About Mats Hansson
formerly Claus Fleming's servant Drawing no wages, only to be supplied with needful apparel because he committed an offense and must accompany the expeditioon for punishment; in 1644 a laboror, cultivating tobacco on the plantation at Upland, in 1648 a freeman.
Mats Hansson from Borgå, Finland, one of the leading freemen of the colony who had arrived in New Sweden in 1641 and served on Governor Risingh’s council.

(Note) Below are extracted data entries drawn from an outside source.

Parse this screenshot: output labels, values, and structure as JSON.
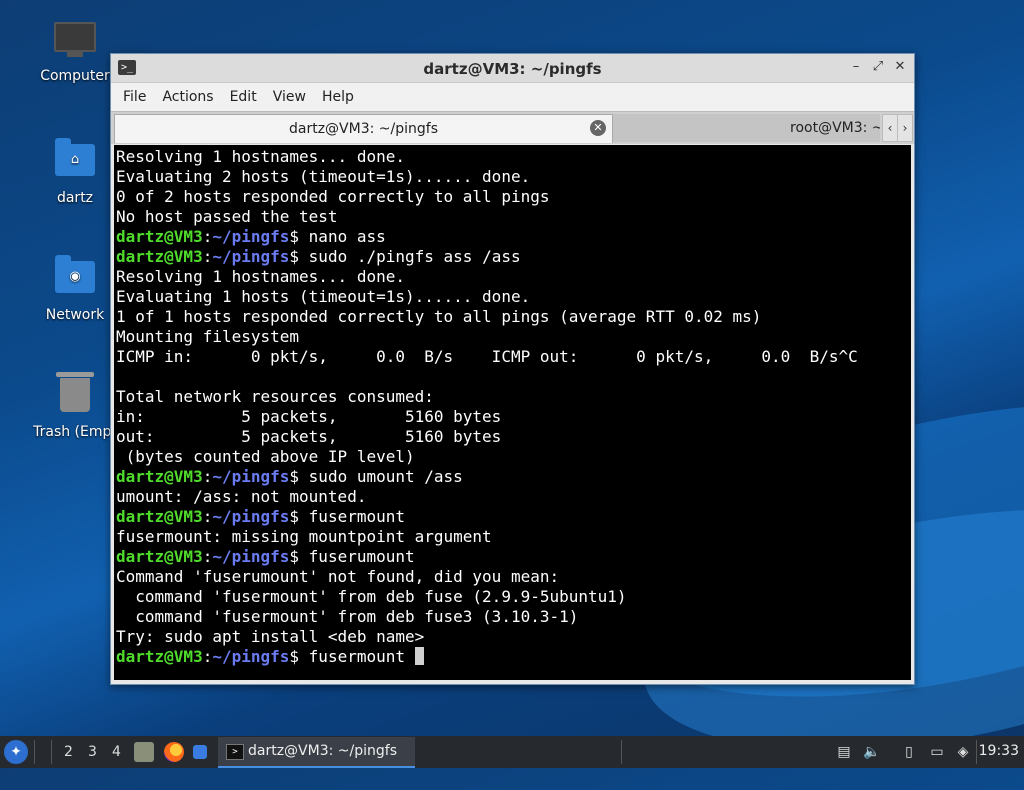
{
  "desktop": {
    "icons": [
      {
        "label": "Computer",
        "icon": "computer-icon"
      },
      {
        "label": "dartz",
        "icon": "home-folder-icon"
      },
      {
        "label": "Network",
        "icon": "network-folder-icon"
      },
      {
        "label": "Trash (Empt",
        "icon": "trash-icon"
      }
    ]
  },
  "window": {
    "title": "dartz@VM3: ~/pingfs",
    "menu": [
      "File",
      "Actions",
      "Edit",
      "View",
      "Help"
    ],
    "tabs": [
      {
        "label": "dartz@VM3: ~/pingfs",
        "active": true
      },
      {
        "label": "root@VM3: ~",
        "active": false
      }
    ]
  },
  "terminal": {
    "prompt": {
      "user": "dartz@VM3",
      "colon": ":",
      "path": "~/pingfs",
      "symbol": "$ "
    },
    "lines": [
      {
        "type": "out",
        "text": "Resolving 1 hostnames... done."
      },
      {
        "type": "out",
        "text": "Evaluating 2 hosts (timeout=1s)...... done."
      },
      {
        "type": "out",
        "text": "0 of 2 hosts responded correctly to all pings"
      },
      {
        "type": "out",
        "text": "No host passed the test"
      },
      {
        "type": "cmd",
        "text": "nano ass"
      },
      {
        "type": "cmd",
        "text": "sudo ./pingfs ass /ass"
      },
      {
        "type": "out",
        "text": "Resolving 1 hostnames... done."
      },
      {
        "type": "out",
        "text": "Evaluating 1 hosts (timeout=1s)...... done."
      },
      {
        "type": "out",
        "text": "1 of 1 hosts responded correctly to all pings (average RTT 0.02 ms)"
      },
      {
        "type": "out",
        "text": "Mounting filesystem"
      },
      {
        "type": "out",
        "text": "ICMP in:      0 pkt/s,     0.0  B/s    ICMP out:      0 pkt/s,     0.0  B/s^C"
      },
      {
        "type": "out",
        "text": ""
      },
      {
        "type": "out",
        "text": "Total network resources consumed:"
      },
      {
        "type": "out",
        "text": "in:          5 packets,       5160 bytes"
      },
      {
        "type": "out",
        "text": "out:         5 packets,       5160 bytes"
      },
      {
        "type": "out",
        "text": " (bytes counted above IP level)"
      },
      {
        "type": "cmd",
        "text": "sudo umount /ass"
      },
      {
        "type": "out",
        "text": "umount: /ass: not mounted."
      },
      {
        "type": "cmd",
        "text": "fusermount"
      },
      {
        "type": "out",
        "text": "fusermount: missing mountpoint argument"
      },
      {
        "type": "cmd",
        "text": "fuserumount"
      },
      {
        "type": "out",
        "text": "Command 'fuserumount' not found, did you mean:"
      },
      {
        "type": "out",
        "text": "  command 'fusermount' from deb fuse (2.9.9-5ubuntu1)"
      },
      {
        "type": "out",
        "text": "  command 'fusermount' from deb fuse3 (3.10.3-1)"
      },
      {
        "type": "out",
        "text": "Try: sudo apt install <deb name>"
      },
      {
        "type": "cmd",
        "text": "fusermount ",
        "cursor": true
      }
    ]
  },
  "taskbar": {
    "workspaces": [
      "2",
      "3",
      "4"
    ],
    "task_label": "dartz@VM3: ~/pingfs",
    "clock": "19:33"
  }
}
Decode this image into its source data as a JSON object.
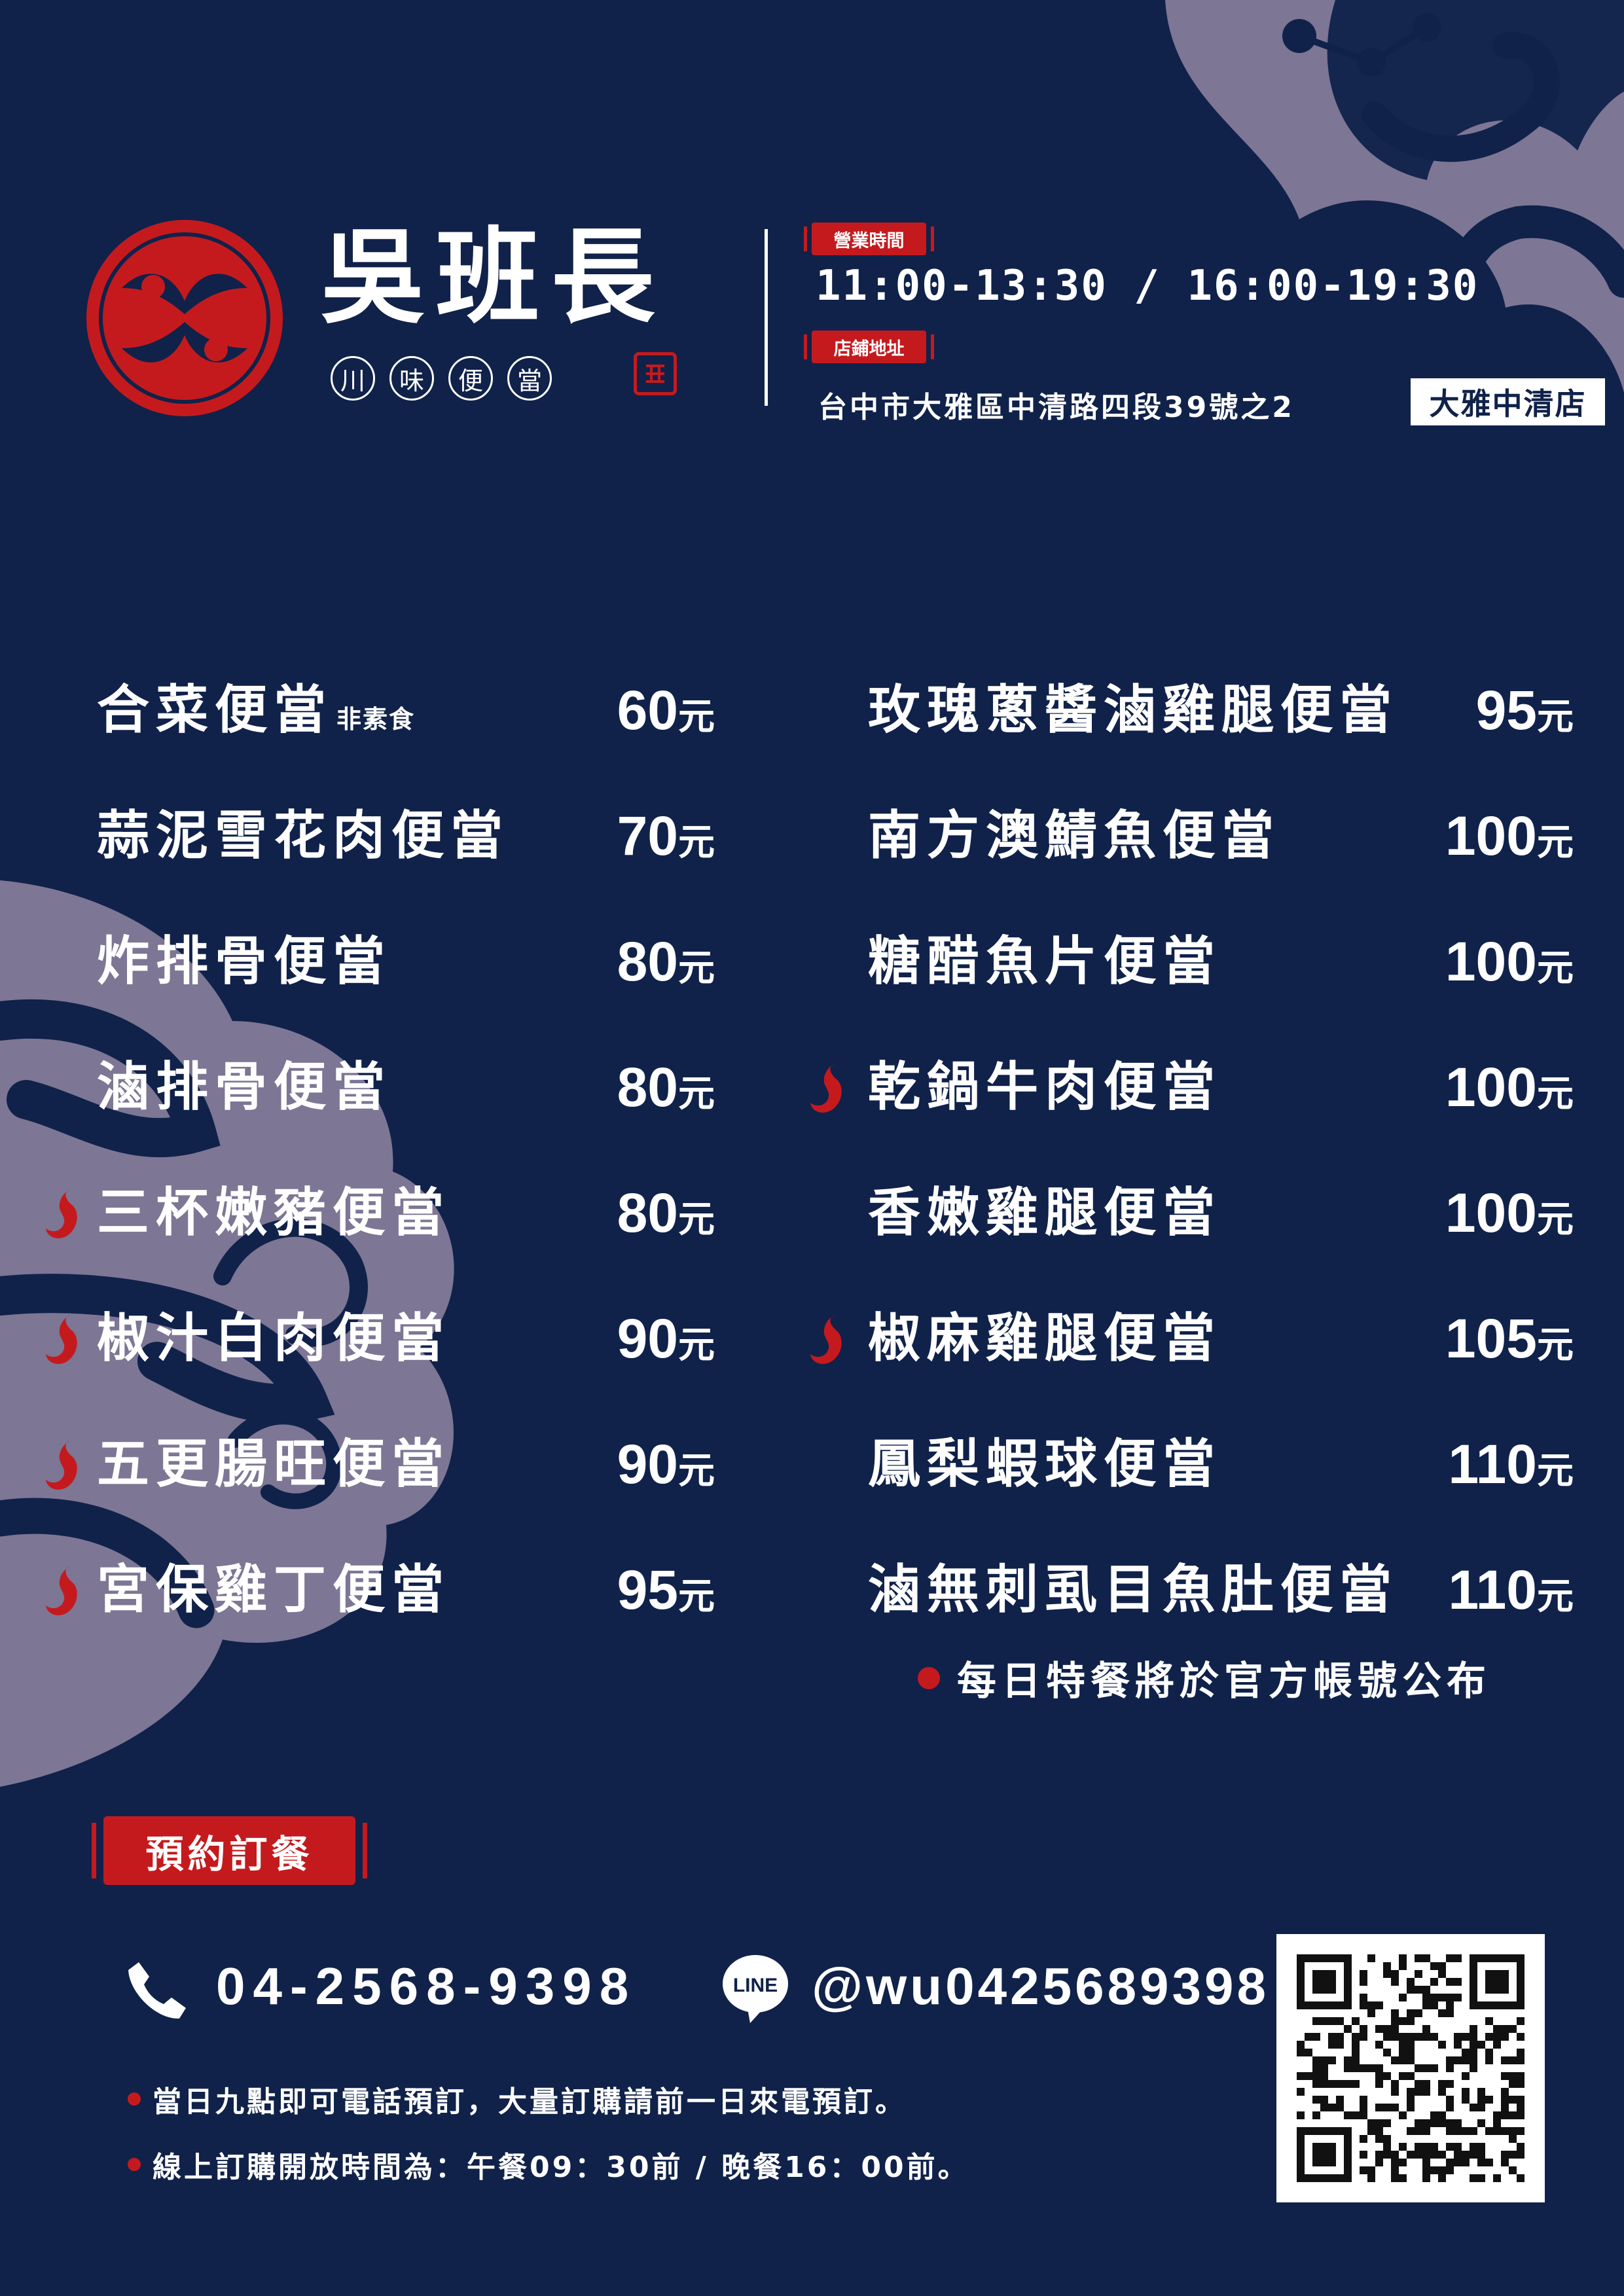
{
  "colors": {
    "background": "#10224a",
    "accent_red": "#c41a1e",
    "decor_lavender": "#7d7694",
    "text": "#ffffff"
  },
  "header": {
    "brand_name": "吳班長",
    "brand_subtitle": [
      "川",
      "味",
      "便",
      "當"
    ],
    "hours_label": "營業時間",
    "hours": "11:00-13:30 / 16:00-19:30",
    "address_label": "店鋪地址",
    "address": "台中市大雅區中清路四段39號之2",
    "branch": "大雅中清店"
  },
  "menu": {
    "left": [
      {
        "name": "合菜便當",
        "note": "非素食",
        "price": "60",
        "spicy": false
      },
      {
        "name": "蒜泥雪花肉便當",
        "price": "70",
        "spicy": false
      },
      {
        "name": "炸排骨便當",
        "price": "80",
        "spicy": false
      },
      {
        "name": "滷排骨便當",
        "price": "80",
        "spicy": false
      },
      {
        "name": "三杯嫩豬便當",
        "price": "80",
        "spicy": true
      },
      {
        "name": "椒汁白肉便當",
        "price": "90",
        "spicy": true
      },
      {
        "name": "五更腸旺便當",
        "price": "90",
        "spicy": true
      },
      {
        "name": "宮保雞丁便當",
        "price": "95",
        "spicy": true
      }
    ],
    "right": [
      {
        "name": "玫瑰蔥醬滷雞腿便當",
        "price": "95",
        "spicy": false
      },
      {
        "name": "南方澳鯖魚便當",
        "price": "100",
        "spicy": false
      },
      {
        "name": "糖醋魚片便當",
        "price": "100",
        "spicy": false
      },
      {
        "name": "乾鍋牛肉便當",
        "price": "100",
        "spicy": true
      },
      {
        "name": "香嫩雞腿便當",
        "price": "100",
        "spicy": false
      },
      {
        "name": "椒麻雞腿便當",
        "price": "105",
        "spicy": true
      },
      {
        "name": "鳳梨蝦球便當",
        "price": "110",
        "spicy": false
      },
      {
        "name": "滷無刺虱目魚肚便當",
        "price": "110",
        "spicy": false
      }
    ],
    "currency": "元",
    "daily_special_note": "每日特餐將於官方帳號公布"
  },
  "order": {
    "title": "預約訂餐",
    "phone": "04-2568-9398",
    "line_id": "@wu0425689398",
    "line_icon_label": "LINE",
    "notes": [
      "當日九點即可電話預訂，大量訂購請前一日來電預訂。",
      "線上訂購開放時間為：午餐09：30前 / 晚餐16：00前。"
    ]
  }
}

In order to provide a home for his new family, Mats Hansson became the first settler on Minquas Island, an island to the north of Tinicum Island, later surveyed as 468 acres. By 1660, Mats Hansson had given half of this island to his new son-in-law, Anders Svensson Bonde, who had married Anna Nilsdotter. The island would later bear his name and became known as Boon’s Island. On 18 May 1663, Governor Petrus Stuyvesant granted patents to Mats Hansson and Anders Svensson Bonde for their halves of Minquas Island.
After the surrender of New Sweden to the Dutch in 1655, Mats Hansson from Borgå became one of the justices of the Upland Court and served in that capacity until at least 1663. Upon his death, his remaining half of Minquas Island went to his second son-in-law, Otto Ernest Cock, who received an English patent confirming his ownership on 7 May 1672.